The title and body are asking the question in opposite senses. For the title, the answer is "yes" (it can be thin), and for the body, the answer if "no" (it is not true that it is never thin).
An example is
$$
A = \{0,1,2,3,8,11,26,38,56,69,85,89,179,189,197,221,226,243,254,257,264,266,269,270\}
$$
where the sumset parts $C_1,C_2,C_3$ have sizes $270, 268, 269$.

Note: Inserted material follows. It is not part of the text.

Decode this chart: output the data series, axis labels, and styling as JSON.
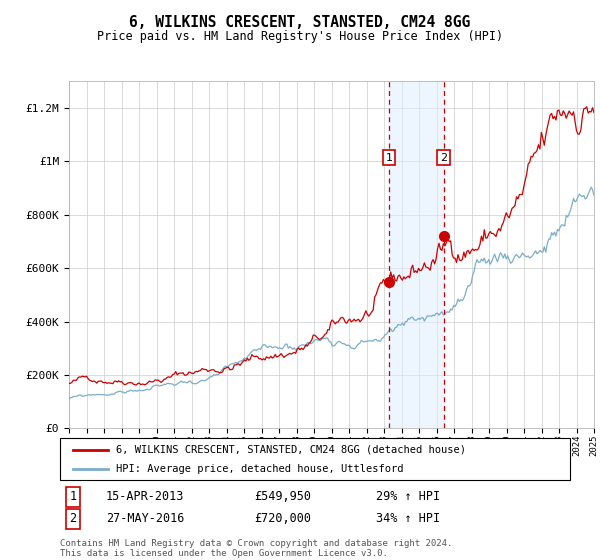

Perhaps a word about the construction. The underlying idea was to take two shorter sets $P,Q$ that are as thin (small) as possible, while their sumsets $3P, 3Q$ would cover some interval $[0,b]$ fully. Then make $A = P \cup (l-Q)$ with some conveniently chosen $l$. Hopefully then $3A$ covers the left and right thirds almost fully, while the middle third might have enough holes to make a counterexample. Note the "might" – this is all heuristic, and it is not done until you just try it out.
I took $$P=\{0,1,2,3,8,11,26,38,56,69,85,89\}$$ $$Q=\{0,1,4,6,13,16,27,44,49,73,81,91\}$$ from Challis and Robinson (2010), Some Extremal Postage Stamp Bases, Journal of Integer Sequences 13, Article 10.2.3; Table "h=3" on page 9. Here $P$ and $Q$ are minimal-cardinality additive bases (of order 3) for the interval $[0,186]$, so that part of the construction is done.
Then a brute force search over some possible values of $l$ gave a hit at $l=270$. Indeed, $C_1$ has no "holes" (it covers the integer interval $[0,269]$ fully). $C_2$ has three holes in interval $[270,540]$, and $C_3$ has one hole in interval $[541,810]$.